Interesting how these people, none of whom have a medical degree to my knowledge and none of whom have ever spoken or consulted with my doctors and/ or speech therapist, made the decision that I didn't have SD.

Interesting how the commenter took the word of these non-medically trained people as gospel and then decided that I was lying about having SD for some nefarious purpose.

Interesting how the commenter decided to let me know and to "Shame" me into telling the truth.

When I got this comment, I read it and then promptly deleted it.
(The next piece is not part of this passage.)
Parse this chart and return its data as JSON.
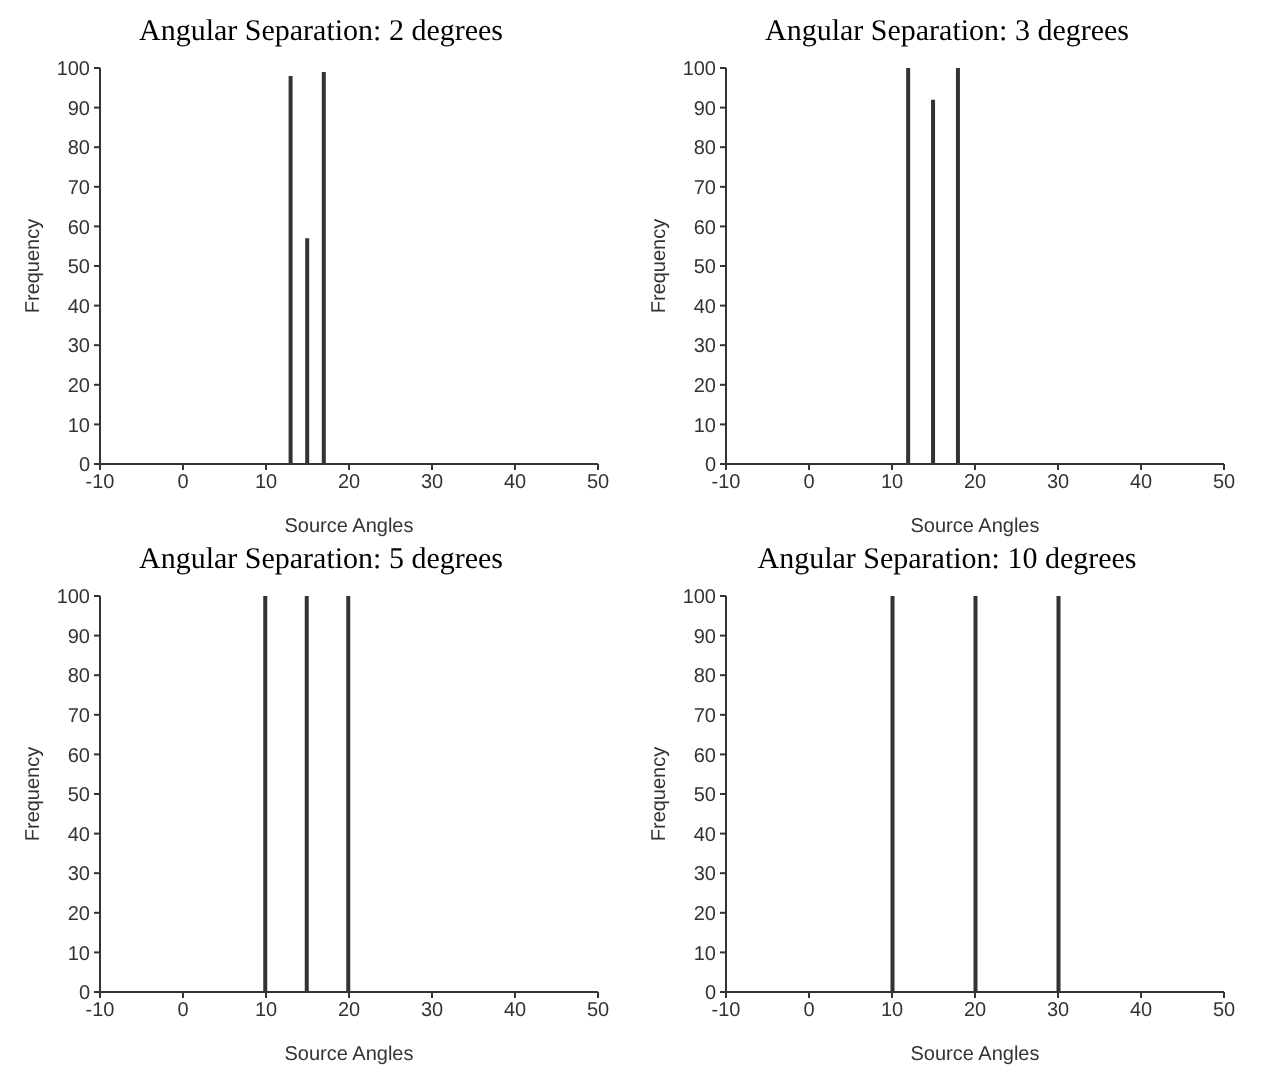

I didn't respond in any way until today.  Why?  Frankly, it is because I know the truth.  My family knows the truth.  My friends know the truth.  That is all that really matters to me.  I am tired of people doubting me because my voice is "too good."  They don't know the hours and hours and hours of work I put into my therapy.  They don't know all of the different things I tried.  They don't know my experience because they weren't there.  I severed my association with the NSDA because I was tired of defending myself to people who made decisions without finding out the truth.

So, I didn't respond.

However, I spoke to my mother last night about the comment (I hadn't told her about it previously and it came up during a discussion about my speech therapist).  She was angry and said I should respond.

That made me wonder.  By responding, do I validate the commenter?  By responding do I continue to ignorance?

By NOT responding, do I validate the commenter?  By NOT responding does the commenter think she has "hit upon the truth?"

To Respond or to Not Respond.  That is the real question.